Here’s a question. Why do doctors not use a laptop or a computer to note this stuff? Why are they perpetually using sheets of paper? And mostly they hand them to you. And then you are stuck with safekeeping this weather-beaten sheet which has been scrawled all over, and you need to guard it forever. Which I am terrible at. Papers, documents, and me. We have a relationship that can be filed under Missing, or Careless, or Misplaced, or I forgot.
The doctor then took that sheet and went to the next room, while we waited. Was I scared? No. But it felt a bit like I was outside my body, watching this whole scene play out.
He popped his head back in and said the doctor will see us. We walked to the next chamber. A small room with a desk and light box. My sonomammo sheets were on it. There was also an examining table with a curtain, some chairs, and a large cabinet. And another young doctor was present.
The oncologist smiled when I walked in, and introduced herself and asked if she could examine me straight off. I nodded and walked towards the bed.
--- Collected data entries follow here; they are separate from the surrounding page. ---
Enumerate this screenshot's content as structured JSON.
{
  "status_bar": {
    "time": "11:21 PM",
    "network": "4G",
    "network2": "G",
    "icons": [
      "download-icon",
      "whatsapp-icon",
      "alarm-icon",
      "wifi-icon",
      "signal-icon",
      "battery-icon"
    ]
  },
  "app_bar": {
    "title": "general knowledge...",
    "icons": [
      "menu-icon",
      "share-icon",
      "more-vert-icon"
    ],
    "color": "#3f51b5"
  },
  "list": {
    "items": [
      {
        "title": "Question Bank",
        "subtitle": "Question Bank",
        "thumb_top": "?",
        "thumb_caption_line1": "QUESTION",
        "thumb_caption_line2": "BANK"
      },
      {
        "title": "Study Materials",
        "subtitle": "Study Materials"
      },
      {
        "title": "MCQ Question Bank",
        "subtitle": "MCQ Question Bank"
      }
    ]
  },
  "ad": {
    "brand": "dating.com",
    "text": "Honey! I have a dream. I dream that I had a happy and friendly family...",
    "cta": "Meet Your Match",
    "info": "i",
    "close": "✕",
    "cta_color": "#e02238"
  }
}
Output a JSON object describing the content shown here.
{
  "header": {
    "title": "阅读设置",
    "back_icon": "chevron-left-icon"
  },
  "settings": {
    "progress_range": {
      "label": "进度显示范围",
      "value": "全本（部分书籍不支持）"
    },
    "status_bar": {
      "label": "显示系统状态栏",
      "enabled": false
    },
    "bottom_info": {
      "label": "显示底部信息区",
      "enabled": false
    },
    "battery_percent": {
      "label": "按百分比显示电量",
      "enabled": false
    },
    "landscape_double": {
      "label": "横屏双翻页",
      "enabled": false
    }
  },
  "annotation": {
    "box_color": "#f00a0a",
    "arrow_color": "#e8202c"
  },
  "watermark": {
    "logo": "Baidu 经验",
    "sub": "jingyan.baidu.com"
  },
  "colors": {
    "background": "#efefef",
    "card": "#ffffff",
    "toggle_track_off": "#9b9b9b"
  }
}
The assistant doctor pulled the curtain, and I heard Anirban thank the onco surgeon for meeting us at such short notice.
She came to the examination table. I lay there, on the narrow cot, with my T-shirt and bra off. She asked me which breast I had felt the lump in. I said left. She started to examine me. And asked apart from the lump was there anything else I noticed. And I said yes, my nipple had completely gone in a couple of days earlier and I kept expecting it to pop up, but that wasn’t happening. And I started getting worried. I saw her frown when I said that.
And while she examined my right breast, my mind started putting two and two together.
You bloody idiot, Shormistha. This is a sign. Nipple going in. Just folding inside by itself like a tantric yoga kriya, and you thought it’s normal? What is wrong with you? Bas, now you are fucked.
She finished examining me in silence. I lay there staring at the ceiling, all these thoughts running through my head.
She stepped out, I wore my clothes. Slowly, lingering just a little longer than I should have. It’s like I knew those were the last few seconds before everything would change.
I came out from behind the curtain. She was waiting for me. I sat down on the chair next to Anirban, and she said:
‘Okay, I would rather just give it to you straight up. I’m sorry, but you have the disease.’
I nodded. She kept talking.
My mind and I were also talking,
Shormistha, you have cancer.
Yep, I know. I heard the lady. But listen, why did she call it the disease? Why didn’t she use the word ‘cancer’?
You have cancer.
Shit. I know. Actually, wait a minute, I knew this from yesterday. I’m kind of okay. Not really shocked.
Sure?
Yep.
Okay, then listen to what she’s saying.
She was writing in a notepad while she spoke.